LAScatalog processing engine

In lidR the LAScatalog processing engine refers to the function catalog_apply(). This function is the core of the package and drives, internally, every single other function that is capable of processing a LAScatalog including clip_roi(), find_trees(), grid_terrain(), decimate_points() and many others as well as some experimental functions in third party packages such as lidRplugins. This engine is powerful and versatile but also relatively hard to understand for new users and especially for R beginners. This vignettes documents how it works going deeper and deeper inside the engine. It is highly recommended to read the vignette named LAScatalog formal class before to enter this one even if one may find some overlap between these two vignettes.

Overview

When processing a LAScatalog the area covered is split into chunks. A chunk can be seen as a square region of interest (ROI) and all together the chunks cover the collection of file. The collection of files is not physically split, the chunks correspond to a virtual splitting of the coverage. Then the chunk are processed sequentially (one after the other) or in parallel but always independently. To process each chunk, the corresponding point-cloud is extracted from the collection of files and loaded into memory. Any function can be applied on these independent point-clouds and the independent outputs are stored in a list. The list contains one output per chunk and once each chunk is processed the list is collapsed into a single continuous valid object such as a RasterLayer or a SpatialPolygonsDataFrame. The roles of the catalog engine are to:

When using the LAScatalog engine, users only need to think about what function they want to apply over their coverage, all the above mentioned features being managed internally. There are many possible processing tuning and this is why one may feel lost by all the options to consider. To simplify we can make two categories of tools:

  1. High level API are lidR functions that perform a given operation either on a LAS or LAScatalog object transparently in a straightforward way. For examples grid_metrics(), grid_terrain(), find_trees() are high level API. Rule of thumbs, if the function catalog_apply() is not directly used it is high level API. Processing options can be tuned with functions that start by opt_ (for option).
  2. Low level API is the function catalog_apply() itself. This function is designed to build new high level applications and is used internally by all the lidR functions but can also be used by users to build their own tools. Options can be tuned with the parameter .options of catalog_apply().

In the following vignette we will discuss first of the hight level API then of the low level API. The variables named ctg* will refer to a LAScatalog object in subsequent codes.

High level API

Control of the chunk size

The catalog takes care of making chunks and user can define the size of the chunks. By default this size is set to 0 meaning that a chunk is a file and thus each files will be processed sequentially. The chunk size is not the most important option. It is mainly intended to be used with small configuration computers to do not load too many points at once. Reducing or increasing the chunk size does not modify the output but it reduces the memory used by reducing the quantity of points loaded. It is recommended to set this options to 0 but sometime it is a good idea to set a small size to process particularly big files.
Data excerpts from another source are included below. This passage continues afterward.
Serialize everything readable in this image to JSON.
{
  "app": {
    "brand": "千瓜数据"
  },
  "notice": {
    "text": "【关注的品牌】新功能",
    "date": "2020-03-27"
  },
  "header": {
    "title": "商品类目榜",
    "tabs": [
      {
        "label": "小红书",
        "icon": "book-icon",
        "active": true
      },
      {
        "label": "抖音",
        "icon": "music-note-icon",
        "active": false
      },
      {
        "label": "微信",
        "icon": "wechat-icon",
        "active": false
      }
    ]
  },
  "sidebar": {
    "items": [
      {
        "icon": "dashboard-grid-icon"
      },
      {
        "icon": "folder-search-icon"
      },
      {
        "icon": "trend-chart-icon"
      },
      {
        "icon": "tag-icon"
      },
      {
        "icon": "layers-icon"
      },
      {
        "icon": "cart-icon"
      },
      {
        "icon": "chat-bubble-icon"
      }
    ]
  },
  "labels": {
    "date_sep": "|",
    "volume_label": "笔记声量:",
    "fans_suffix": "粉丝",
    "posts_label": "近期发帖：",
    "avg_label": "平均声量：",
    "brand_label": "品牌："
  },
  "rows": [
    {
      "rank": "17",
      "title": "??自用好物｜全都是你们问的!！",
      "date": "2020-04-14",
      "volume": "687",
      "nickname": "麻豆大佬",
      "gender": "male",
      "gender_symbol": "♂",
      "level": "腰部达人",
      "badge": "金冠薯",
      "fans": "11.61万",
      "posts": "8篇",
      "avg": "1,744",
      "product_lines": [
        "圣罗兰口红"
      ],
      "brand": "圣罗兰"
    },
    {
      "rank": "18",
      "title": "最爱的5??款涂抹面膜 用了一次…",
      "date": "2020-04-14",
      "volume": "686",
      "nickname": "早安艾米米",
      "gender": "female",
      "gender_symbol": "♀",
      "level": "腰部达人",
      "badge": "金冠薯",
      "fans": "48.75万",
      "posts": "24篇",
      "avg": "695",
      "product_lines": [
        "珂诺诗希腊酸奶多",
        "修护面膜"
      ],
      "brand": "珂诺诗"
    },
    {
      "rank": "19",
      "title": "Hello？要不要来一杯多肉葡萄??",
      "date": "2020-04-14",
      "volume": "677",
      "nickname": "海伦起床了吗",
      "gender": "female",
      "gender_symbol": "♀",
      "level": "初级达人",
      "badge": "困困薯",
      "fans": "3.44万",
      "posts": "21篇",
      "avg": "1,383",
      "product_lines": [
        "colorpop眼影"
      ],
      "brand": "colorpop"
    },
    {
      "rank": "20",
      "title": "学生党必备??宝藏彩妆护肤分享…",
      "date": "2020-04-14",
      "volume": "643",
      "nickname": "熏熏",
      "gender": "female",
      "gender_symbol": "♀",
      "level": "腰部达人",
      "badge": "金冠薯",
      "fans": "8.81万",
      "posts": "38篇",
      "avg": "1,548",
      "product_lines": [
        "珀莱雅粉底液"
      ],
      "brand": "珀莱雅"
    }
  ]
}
Control of the chunk buffer

Each chunk is loaded with a buffer around it to ensure that independent clouds will not be affected by edge effects. For example when computing a digital terrain model if a buffer is not loaded, the terrain is weakly computed at the edge of the point cloud because of the absence of context in the neighbourhood. The chunk buffer size is the most important option. A too small buffer can create incorrect outputs. The default is 30 m and is likely to be appropriated for most use cases.

lidR functions always checks if an appropriate buffer is set. For example it is impossible to apply grid_terrain() with no buffer.

Control of the chunk alignment

In some cases it might be suitable to control the alignment of the chunks to force a given pattern. This is a rare use case but the engine supports such possibility. This option is obviously meaningless when processing by file. The chunk alignment is not the most important option and does not modify the output but it may generate more or less chunks depending on the alignment. However it might be very useful is the particular case of the function catalog_retile() for example to control accurately the new tiling pattern.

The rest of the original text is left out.